Educate the Public: Finally, the Cedar-Isles master planning process also revealed support for a stronger public education component of the Park Board’s work. For example, beyond circulation signage to direct park visitors to destinations within the system, the Park Board can educate residents about ways they can help protect water quality. People also need guidance on how to explore and enjoy regional parks, since many visitors don’t understand their impacts on the land, water, wildlife and other natural resources.

Educational opportunities also include helping humans reset our expectations and demands on our natural resources. Scientists have long agreed that addressing the current environmental crisis is possible only with wide-ranging changes in how society operates and how we view our relation to the natural world. Experts concur that humans have to recognize that we are all responsible for our profound impact on our planet and that we must become stewards—as a part of nature, rather than as one scientist described “behaving like children rampaging through a sweetshop.”

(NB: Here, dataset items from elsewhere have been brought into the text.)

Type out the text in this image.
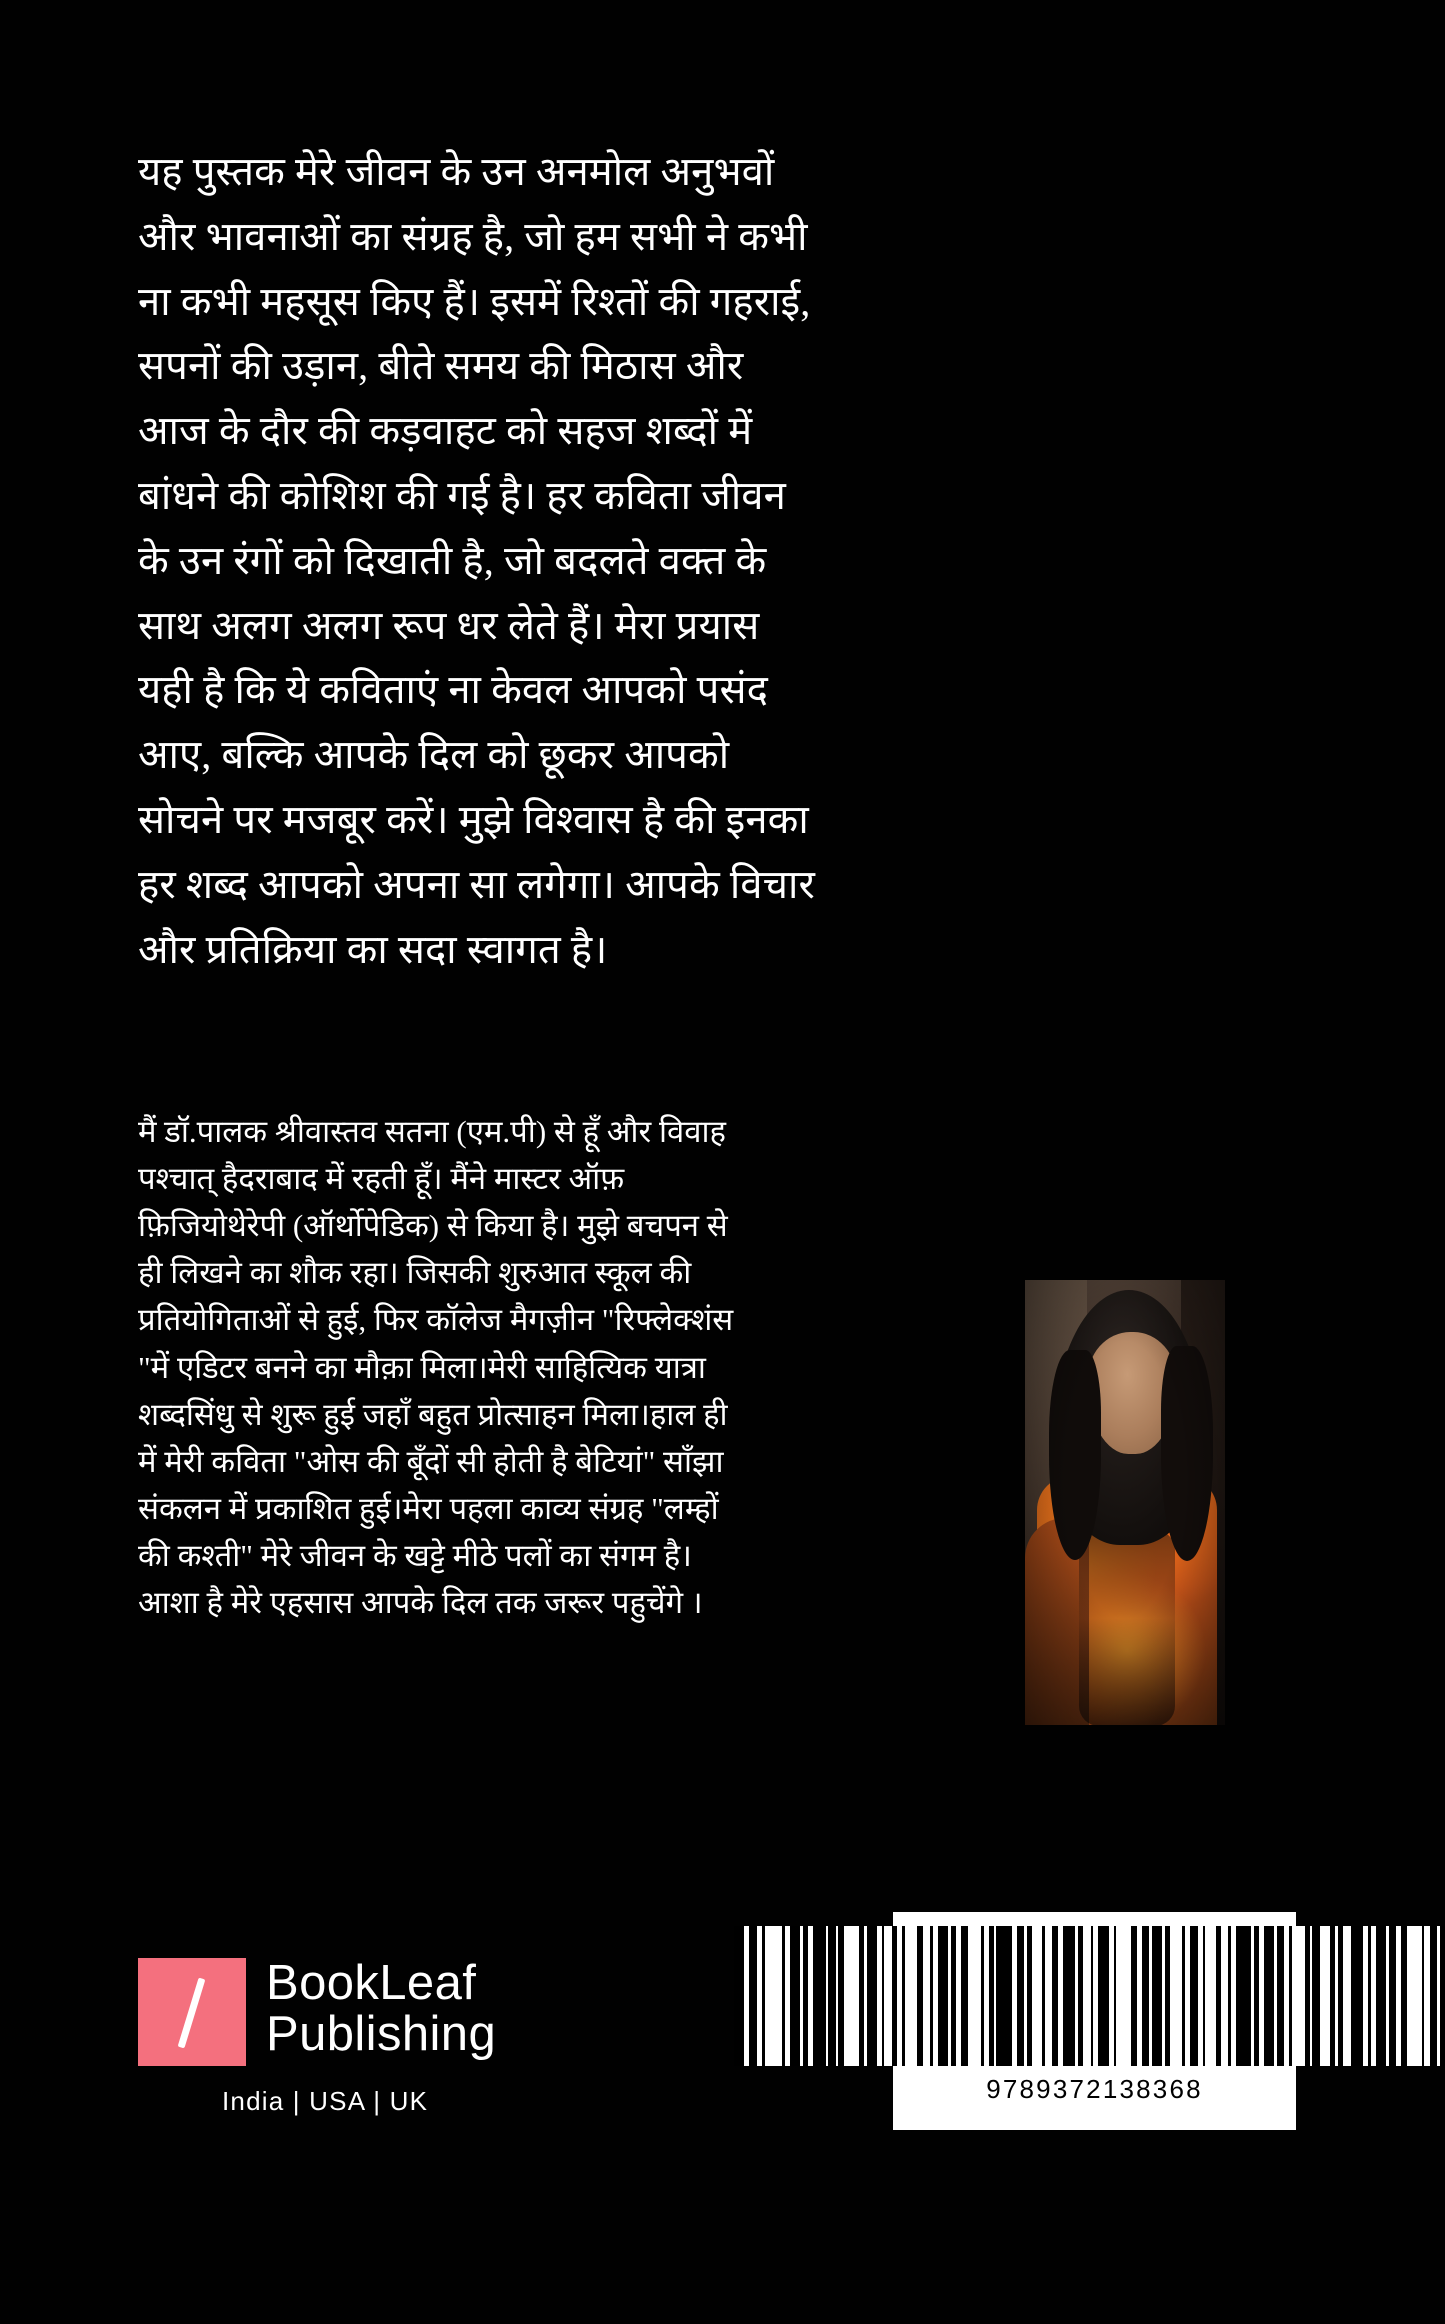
यह पुस्तक मेरे जीवन के उन अनमोल अनुभवों और भावनाओं का संग्रह है, जो हम सभी ने कभी ना कभी महसूस किए हैं। इसमें रिश्तों की गहराई, सपनों की उड़ान, बीते समय की मिठास और आज के दौर की कड़वाहट को सहज शब्दों में बांधने की कोशिश की गई है। हर कविता जीवन के उन रंगों को दिखाती है, जो बदलते वक्त के साथ अलग अलग रूप धर लेते हैं। मेरा प्रयास यही है कि ये कविताएं ना केवल आपको पसंद आए, बल्कि आपके दिल को छूकर आपको सोचने पर मजबूर करें। मुझे विश्वास है की इनका हर शब्द आपको अपना सा लगेगा। आपके विचार और प्रतिक्रिया का सदा स्वागत है।
मैं डॉ.पालक श्रीवास्तव सतना (एम.पी) से हूँ और विवाह पश्चात् हैदराबाद में रहती हूँ। मैंने मास्टर ऑफ़ फ़िजियोथेरेपी (ऑर्थोपेडिक) से किया है। मुझे बचपन से ही लिखने का शौक रहा। जिसकी शुरुआत स्कूल की प्रतियोगिताओं से हुई, फिर कॉलेज मैगज़ीन "रिफ्लेक्शंस "में एडिटर बनने का मौक़ा मिला।मेरी साहित्यिक यात्रा शब्दसिंधु से शुरू हुई जहाँ बहुत प्रोत्साहन मिला।हाल ही में मेरी कविता "ओस की बूँदों सी होती है बेटियां" साँझा संकलन में प्रकाशित हुई।मेरा पहला काव्य संग्रह "लम्हों की कश्ती" मेरे जीवन के खट्टे मीठे पलों का संगम है। आशा है मेरे एहसास आपके दिल तक जरूर पहुचेंगे ।
BookLeaf
Publishing
India | USA | UK	9789372138368
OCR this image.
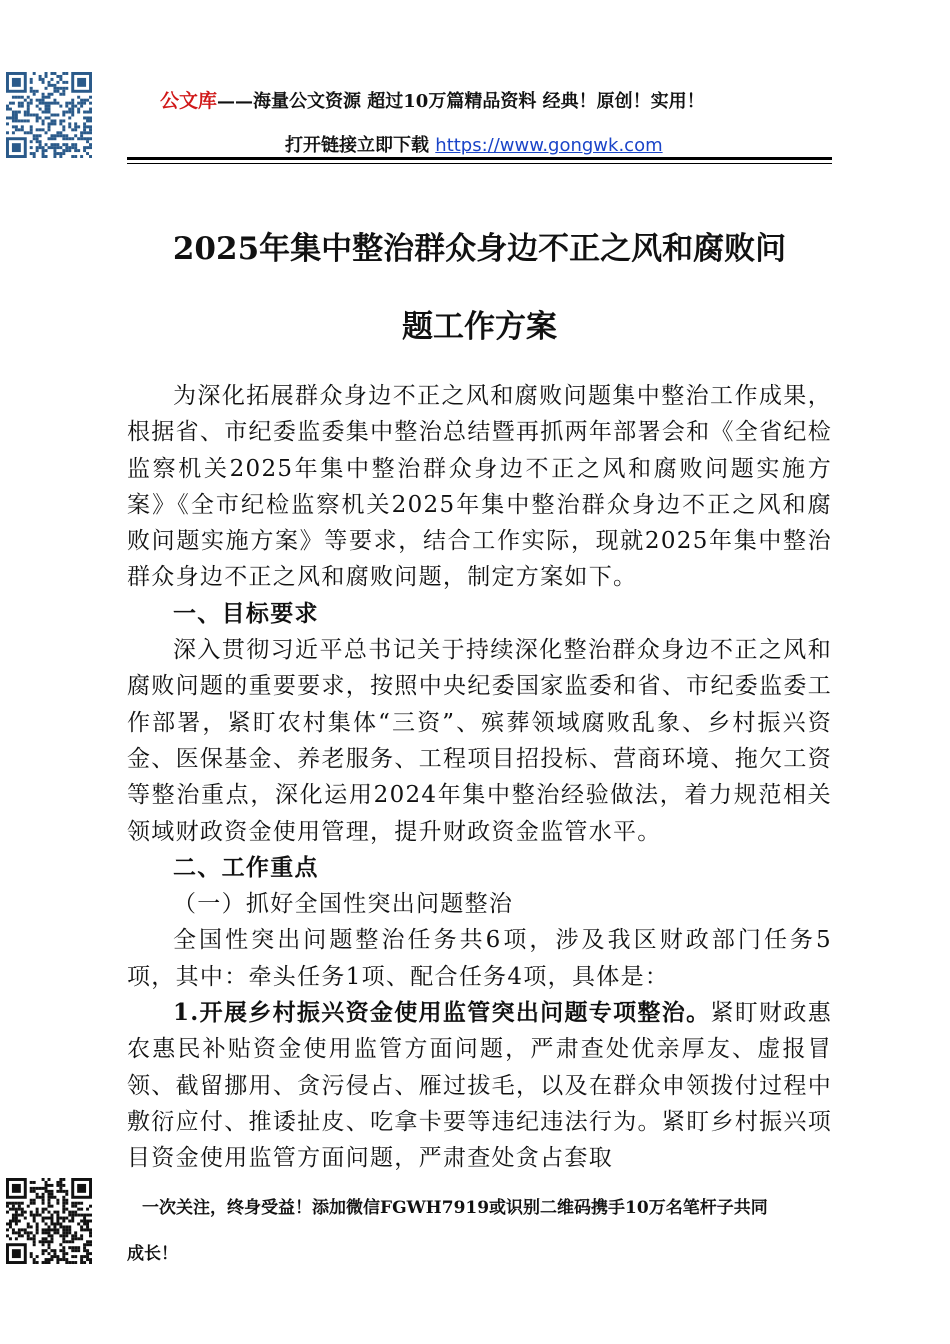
公文库——海量公文资源 超过10万篇精品资料 经典！原创！实用！
打开链接立即下载 https://www.gongwk.com
2025年集中整治群众身边不正之风和腐败问
题工作方案

为深化拓展群众身边不正之风和腐败问题集中整治工作成果，根据省、市纪委监委集中整治总结暨再抓两年部署会和《全省纪检监察机关2025年集中整治群众身边不正之风和腐败问题实施方案》《全市纪检监察机关2025年集中整治群众身边不正之风和腐败问题实施方案》等要求，结合工作实际，现就2025年集中整治群众身边不正之风和腐败问题，制定方案如下。

一、目标要求

深入贯彻习近平总书记关于持续深化整治群众身边不正之风和腐败问题的重要要求，按照中央纪委国家监委和省、市纪委监委工作部署，紧盯农村集体“三资”、殡葬领域腐败乱象、乡村振兴资金、医保基金、养老服务、工程项目招投标、营商环境、拖欠工资等整治重点，深化运用2024年集中整治经验做法，着力规范相关领域财政资金使用管理，提升财政资金监管水平。

二、工作重点

（一）抓好全国性突出问题整治

全国性突出问题整治任务共6项，涉及我区财政部门任务5项，其中：牵头任务1项、配合任务4项，具体是：

1.开展乡村振兴资金使用监管突出问题专项整治。紧盯财政惠农惠民补贴资金使用监管方面问题，严肃查处优亲厚友、虚报冒领、截留挪用、贪污侵占、雁过拔毛，以及在群众申领拨付过程中敷衍应付、推诿扯皮、吃拿卡要等违纪违法行为。紧盯乡村振兴项目资金使用监管方面问题，严肃查处贪占套取

一次关注，终身受益！添加微信FGWH7919或识别二维码携手10万名笔杆子共同
成长！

In the context of the current ecological crises of climate change and declining biodiversity, most people agree that the Park Board must prioritize the health of our environment while providing parks and recreation. Even though some visitors may continue to demand more recreational amenities and activities, people still expect and need the Park Board to stay true to its mission to permanently preserve, protect, maintain, improve, and enhance natural resources, parkland, and recreational opportunities for current and future generations.